Developing an artistic process which seeks ways of inhabiting the world by the non- action.
The project originates from the idiom “caerse del caballo,” materialized to the point of absurdity through its foundational piece La Caída. Cañadas develops and documents a series of practices that connect this fall, which echoes Saul on the road to Damascus, with the literalness of the stuntman’s craft. These practices also draw on gestures and ways of doing from the artist’s own childhood, where minimal acts of violence were recurrently enacted in a ludic manner. The project draws upon the poetry of Samuel Beckett, with the exhibition title itself alluding to his work.

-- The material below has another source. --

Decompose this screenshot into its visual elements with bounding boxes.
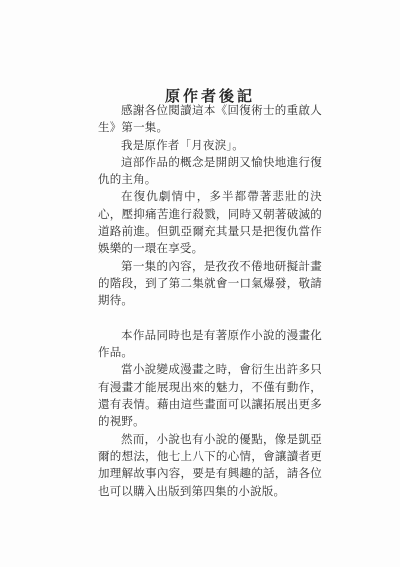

Through rhythmic, mechanized repetition, the project interweaves the recurring motif of the fly, Barthes’ punctum, and the figure of the mute, idiotic observer. The exploration of animal-human dialogues becomes a central axis of this heterogeneous body of work, aligned with the work of Nicanor Parra, the idiocy celebrated in Lars von Trier’s Idioterne (1998), or Hito Steyerl’s defense of the poor image, among others.
Through the interrelations among these images, the project invites viewers to engage in a dialogue with the dynamic potential inherent in non-action, uncovering the latent significance of inframince moments and its capacity to bear the weight of the contingent.
A project designed to embrace an awareness tied to stimuli,
non-linear in its approach.
There are records of actions: at times driven by reason devoid of emotion, at others emerging from the body, escaping logic—it was a necessity.
The image contends with the word, sometimes embracing it; they bear witness to destruction,
to the attempt to comprehend something, to non-action as the only possible solace.
(A reflection on the possibility of not wanting to say anything, and on the incapacity to do so.)